The Tánaiste and Minister for Enterprise, Trade and Employment, Leo Varadkar has confirmed today (Wednesday, November 16) that work is underway on drafting new legislation for the cooperative sector.
The Cooperative Societies Bill will provide a specific legislative framework for co-ops for the first time.
The farthest-reaching reform for the sector in over a century will introduce modern corporate governance, financial reporting and compliance requirements.
The Tánaiste said that the legislation, which reflects the approach adopted in the Companies Act 2014, will make co-ops more attractive to investors.
The draft heads of the bill include provisions to make it easier to establish and operate a cooperative society by reducing the minimum number of founding members from seven to three.
Smaller co-ops will be provided with audit exemptions and co-ops will be given flexibility around what rules they adopt.
There is currently no specific legislation dealing with co-ops in Ireland.
To date, entities wishing to follow the cooperative model primarily operate under the Industrial and Provident Societies (IPS) Acts 1893-2021.
However, it has been long accepted that this primary legislation is no longer fit for purpose.
Alternatively, groups can register as companies under the Companies Act 2014 and reflect the cooperative ethos in their company constitution.
By the end of last year, there were 967 industrial and provident societies registered in Ireland.
Tánaiste Leo Varadkar pledged to bring the new law into operation “at the earliest date”.
“Many successful cooperatives have operated in Ireland down the years including agricultural co-ops and mutual building societies.
“Cooperatives differ from companies in that they serve the interest of their members, who are often their suppliers, staff or customers, rather than shareholders. It’s a model that can work particularly well for social enterprises.
“However, the law governing cooperatives has not kept up with the times.

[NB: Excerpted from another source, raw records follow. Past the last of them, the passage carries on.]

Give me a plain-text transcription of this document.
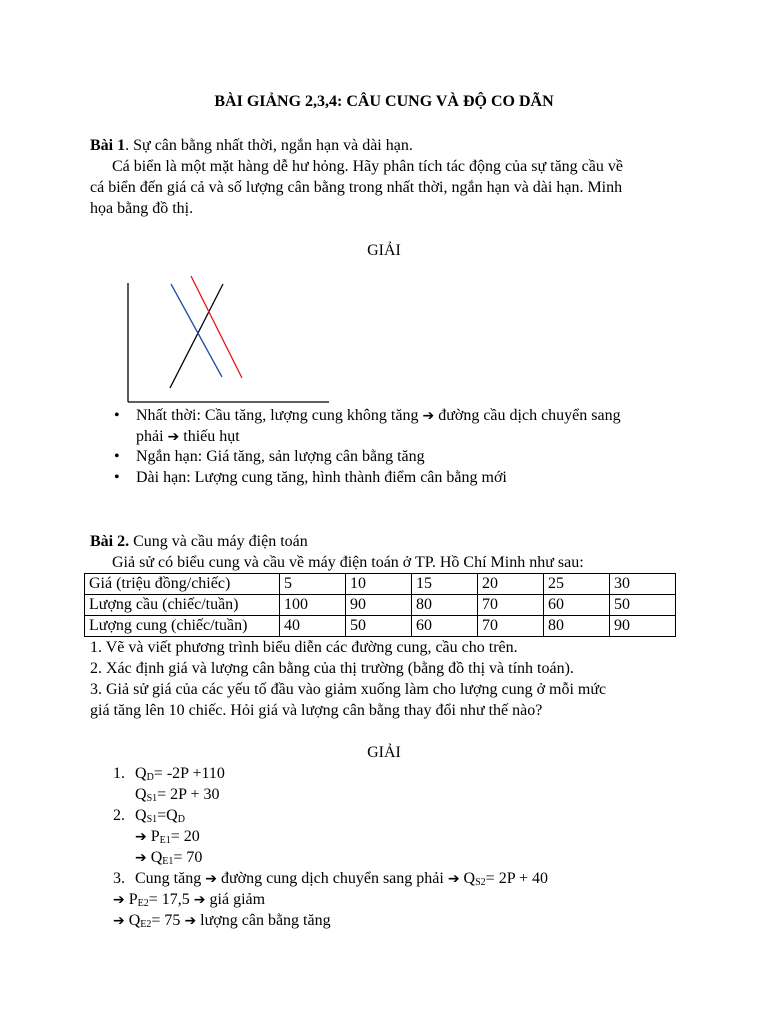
BÀI GIẢNG 2,3,4: CÂU CUNG VÀ ĐỘ CO DÃN
Bài 1. Sự cân bằng nhất thời, ngắn hạn và dài hạn.
Cá biển là một mặt hàng dễ hư hỏng. Hãy phân tích tác động của sự tăng cầu về
cá biển đến giá cả và số lượng cân bằng trong nhất thời, ngắn hạn và dài hạn. Minh
họa bằng đồ thị.
GIẢI
• Nhất thời: Cầu tăng, lượng cung không tăng ➔ đường cầu dịch chuyển sang
phải ➔ thiếu hụt
• Ngắn hạn: Giá tăng, sản lượng cân bằng tăng
• Dài hạn: Lượng cung tăng, hình thành điểm cân bằng mới
Bài 2. Cung và cầu máy điện toán
Giả sử có biểu cung và cầu về máy điện toán ở TP. Hồ Chí Minh như sau:
Giá (triệu đồng/chiếc)	5	10	15	20	25	30
Lượng cầu (chiếc/tuần)	100	90	80	70	60	50
Lượng cung (chiếc/tuần)	40	50	60	70	80	90
1. Vẽ và viết phương trình biểu diễn các đường cung, cầu cho trên.
2. Xác định giá và lượng cân bằng của thị trường (bằng đồ thị và tính toán).
3. Giả sử giá của các yếu tố đầu vào giảm xuống làm cho lượng cung ở mỗi mức
giá tăng lên 10 chiếc. Hỏi giá và lượng cân bằng thay đổi như thế nào?
GIẢI
1. $Q_D= -2P +110$
$Q_{S1}= 2P + 30$
2. $Q_{S1}=Q_D$
➔ $P_{E1}= 20$
➔ $Q_{E1}= 70$
3. Cung tăng ➔ đường cung dịch chuyển sang phải ➔ $Q_{S2}= 2P + 40$
➔ $P_{E2}= 17,5$ ➔ giá giảm
➔ $Q_{E2}= 75$ ➔ lượng cân bằng tăng
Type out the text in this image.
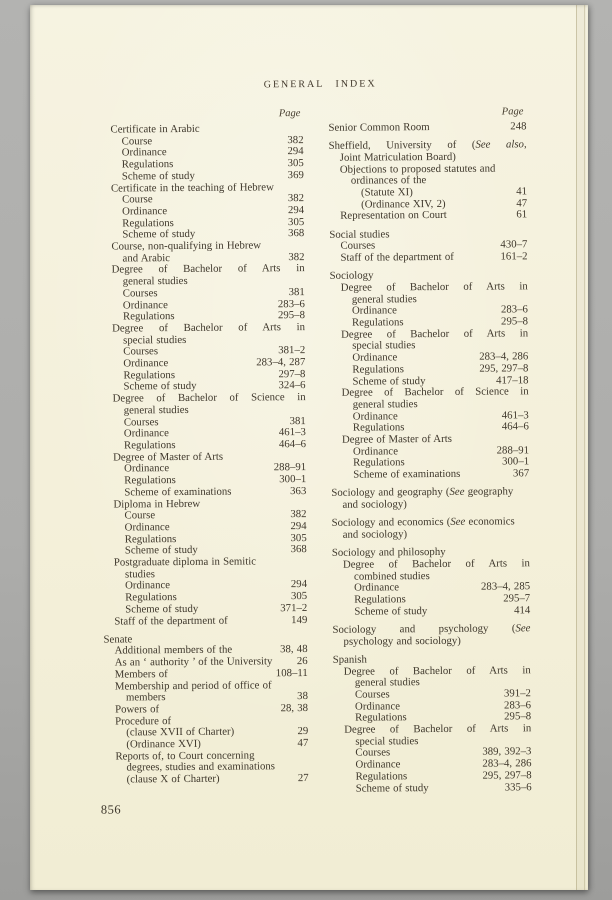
GENERAL INDEX
Page	Page
Certificate in Arabic
Course	382
Ordinance	294
Regulations	305
Scheme of study	369
Certificate in the teaching of Hebrew
Course	382
Ordinance	294
Regulations	305
Scheme of study	368
Course, non-qualifying in Hebrew
and Arabic	382
Degree of Bachelor of Arts in
general studies
Courses	381
Ordinance	283–6
Regulations	295–8
Degree of Bachelor of Arts in
special studies
Courses	381–2
Ordinance	283–4, 287
Regulations	297–8
Scheme of study	324–6
Degree of Bachelor of Science in
general studies
Courses	381
Ordinance	461–3
Regulations	464–6
Degree of Master of Arts
Ordinance	288–91
Regulations	300–1
Scheme of examinations	363
Diploma in Hebrew
Course	382
Ordinance	294
Regulations	305
Scheme of study	368
Postgraduate diploma in Semitic
studies
Ordinance	294
Regulations	305
Scheme of study	371–2
Staff of the department of	149
Senate
Additional members of the	38, 48
As an ‘ authority ’ of the University	26
Members of	108–11
Membership and period of office of
members	38
Powers of	28, 38
Procedure of
(clause XVII of Charter)	29
(Ordinance XVI)	47
Reports of, to Court concerning
degrees, studies and examinations
(clause X of Charter)	27
Senior Common Room	248
Sheffield, University of (See also,
Joint Matriculation Board)
Objections to proposed statutes and
ordinances of the
(Statute XI)	41
(Ordinance XIV, 2)	47
Representation on Court	61
Social studies
Courses	430–7
Staff of the department of	161–2
Sociology
Degree of Bachelor of Arts in
general studies
Ordinance	283–6
Regulations	295–8
Degree of Bachelor of Arts in
special studies
Ordinance	283–4, 286
Regulations	295, 297–8
Scheme of study	417–18
Degree of Bachelor of Science in
general studies
Ordinance	461–3
Regulations	464–6
Degree of Master of Arts
Ordinance	288–91
Regulations	300–1
Scheme of examinations	367
Sociology and geography (See geography
and sociology)
Sociology and economics (See economics
and sociology)
Sociology and philosophy
Degree of Bachelor of Arts in
combined studies
Ordinance	283–4, 285
Regulations	295–7
Scheme of study	414
Sociology and psychology (See
psychology and sociology)
Spanish
Degree of Bachelor of Arts in
general studies
Courses	391–2
Ordinance	283–6
Regulations	295–8
Degree of Bachelor of Arts in
special studies
Courses	389, 392–3
Ordinance	283–4, 286
Regulations	295, 297–8
Scheme of study	335–6
856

This new law changes all that, responds to the needs of the cooperative movement and opens a path for a new wave of cooperative societies,” Varadkar said.

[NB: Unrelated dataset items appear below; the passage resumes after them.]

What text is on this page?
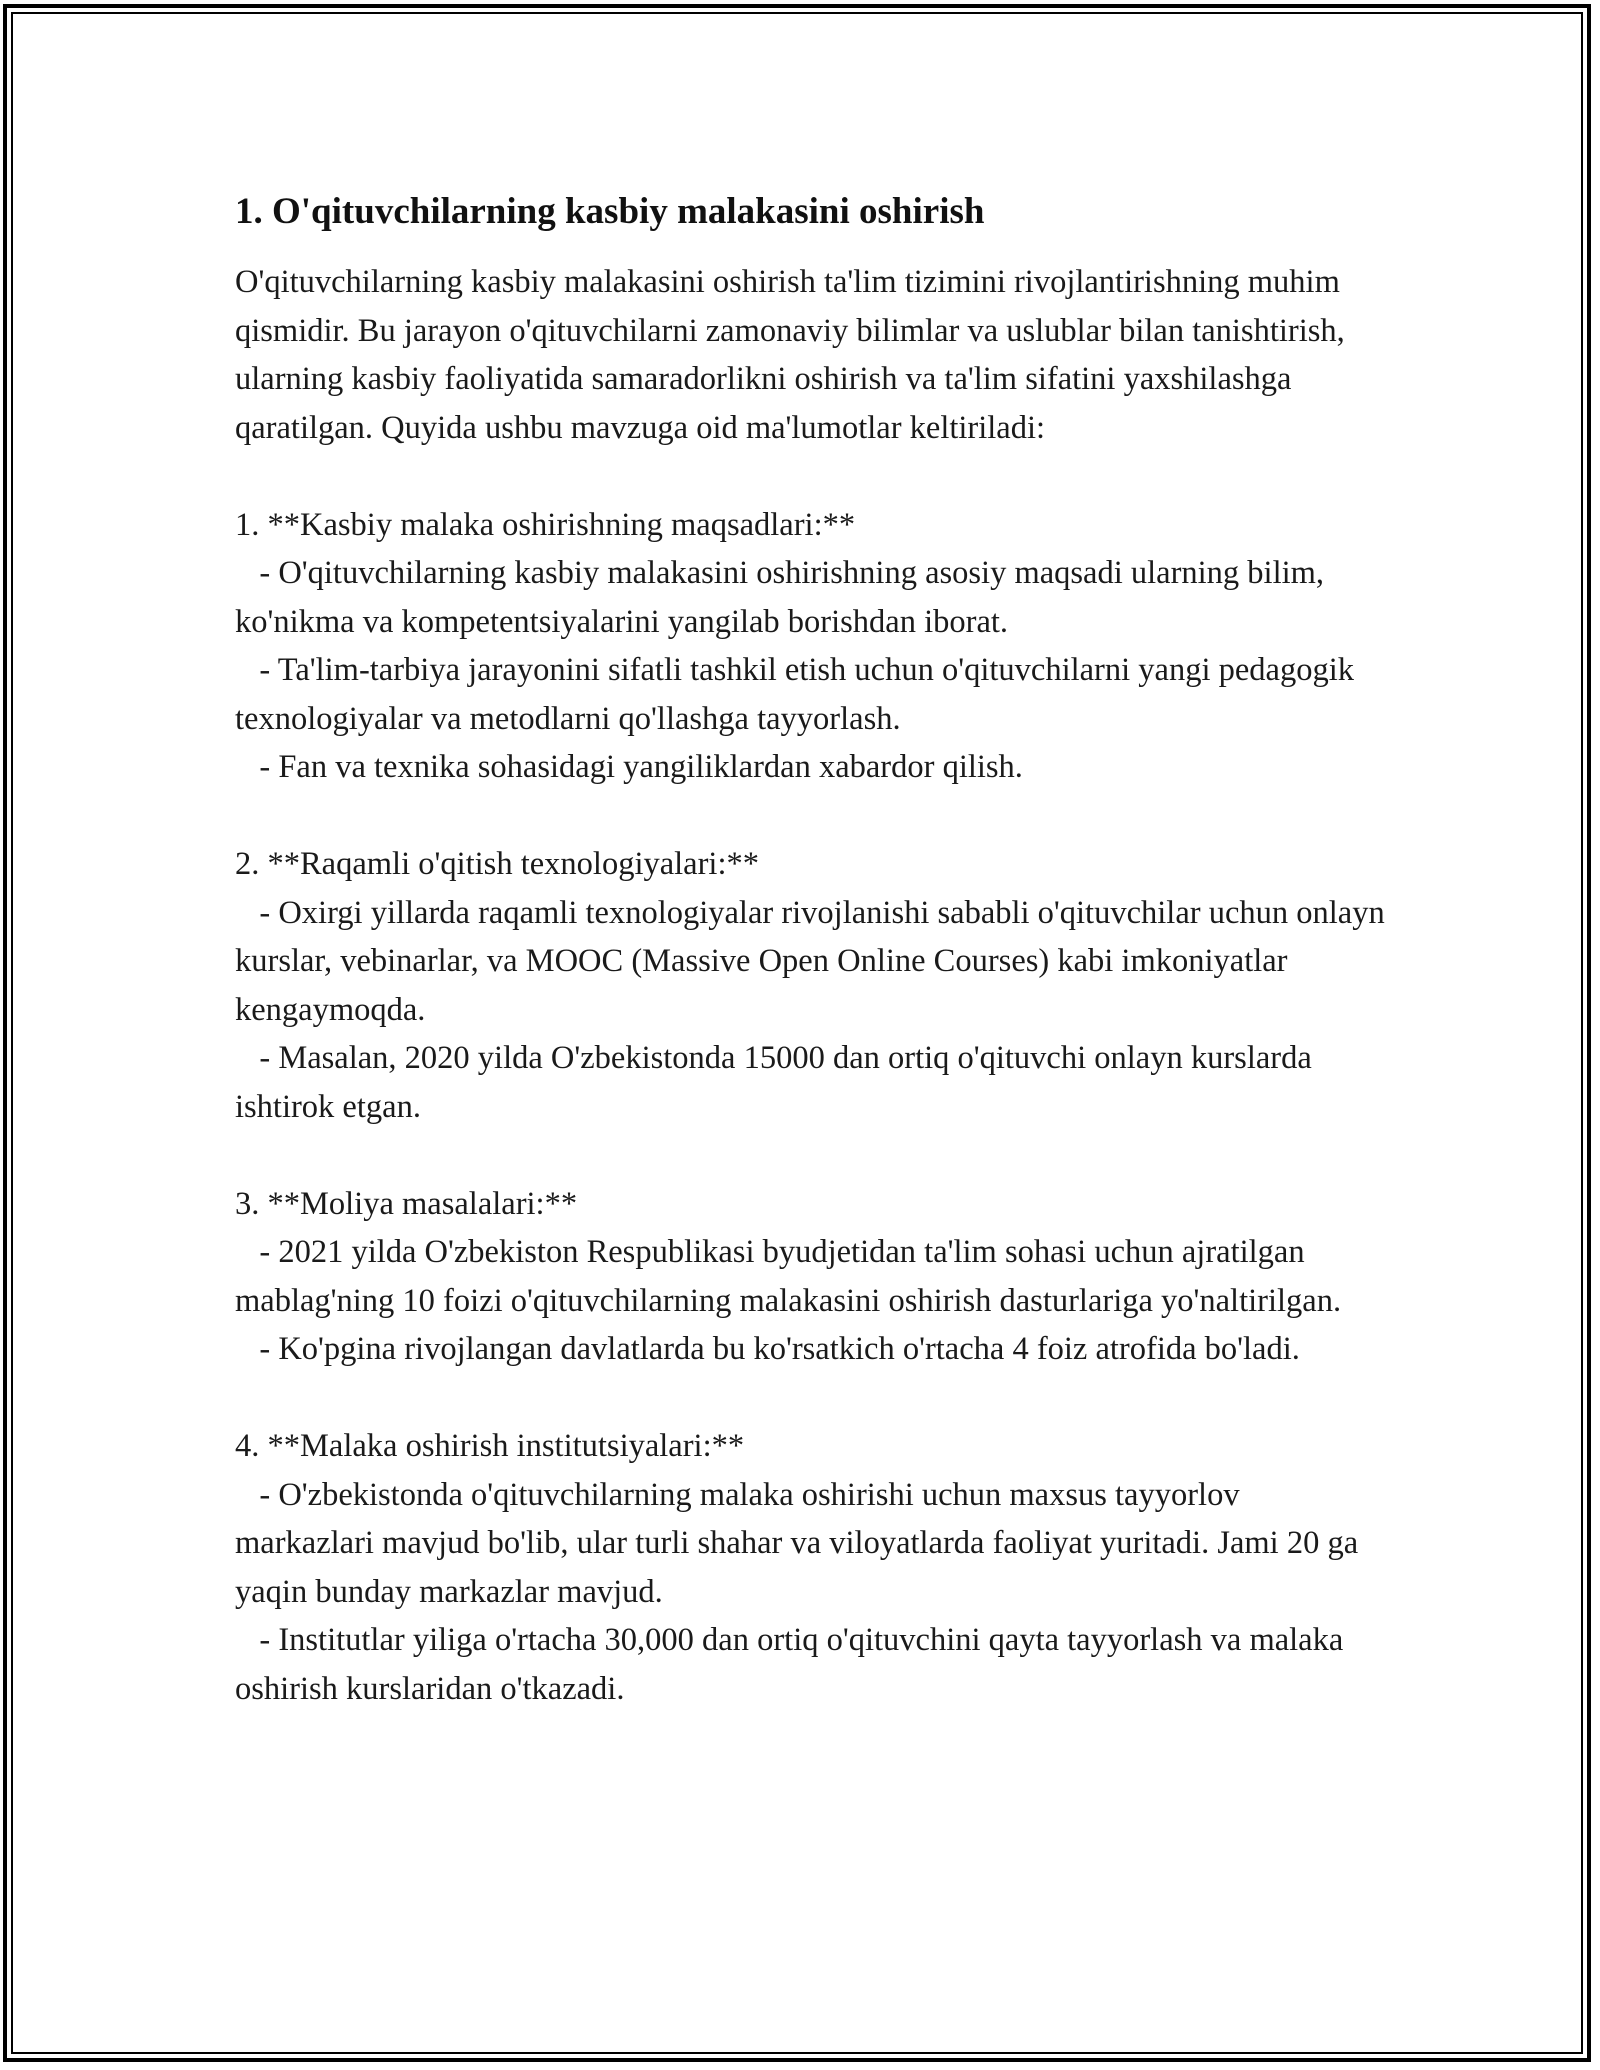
1. O'qituvchilarning kasbiy malakasini oshirish

O'qituvchilarning kasbiy malakasini oshirish ta'lim tizimini rivojlantirishning muhim qismidir. Bu jarayon o'qituvchilarni zamonaviy bilimlar va uslublar bilan tanishtirish, ularning kasbiy faoliyatida samaradorlikni oshirish va ta'lim sifatini yaxshilashga qaratilgan. Quyida ushbu mavzuga oid ma'lumotlar keltiriladi:

1. **Kasbiy malaka oshirishning maqsadlari:**

- O'qituvchilarning kasbiy malakasini oshirishning asosiy maqsadi ularning bilim, ko'nikma va kompetentsiyalarini yangilab borishdan iborat.

- Ta'lim-tarbiya jarayonini sifatli tashkil etish uchun o'qituvchilarni yangi pedagogik texnologiyalar va metodlarni qo'llashga tayyorlash.

- Fan va texnika sohasidagi yangiliklardan xabardor qilish.

2. **Raqamli o'qitish texnologiyalari:**

- Oxirgi yillarda raqamli texnologiyalar rivojlanishi sababli o'qituvchilar uchun onlayn kurslar, vebinarlar, va MOOC (Massive Open Online Courses) kabi imkoniyatlar kengaymoqda.

- Masalan, 2020 yilda O'zbekistonda 15000 dan ortiq o'qituvchi onlayn kurslarda ishtirok etgan.

3. **Moliya masalalari:**

- 2021 yilda O'zbekiston Respublikasi byudjetidan ta'lim sohasi uchun ajratilgan mablag'ning 10 foizi o'qituvchilarning malakasini oshirish dasturlariga yo'naltirilgan.

- Ko'pgina rivojlangan davlatlarda bu ko'rsatkich o'rtacha 4 foiz atrofida bo'ladi.

4. **Malaka oshirish institutsiyalari:**

- O'zbekistonda o'qituvchilarning malaka oshirishi uchun maxsus tayyorlov markazlari mavjud bo'lib, ular turli shahar va viloyatlarda faoliyat yuritadi. Jami 20 ga yaqin bunday markazlar mavjud.

- Institutlar yiliga o'rtacha 30,000 dan ortiq o'qituvchini qayta tayyorlash va malaka oshirish kurslaridan o'tkazadi.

Minister of State for Trade Promotion, Digital and Company Regulation, Dara Calleary said that the proposed legislation will provide as much flexibility as possible.
“The legislation will introduce a modern legal framework which will place the cooperative model on a more favourable and clear legal basis.
“It will create a level playing field with the situation applying to companies and encourage the consideration of the cooperative model as an attractive formation option for entrepreneurs and also for social and community activities”.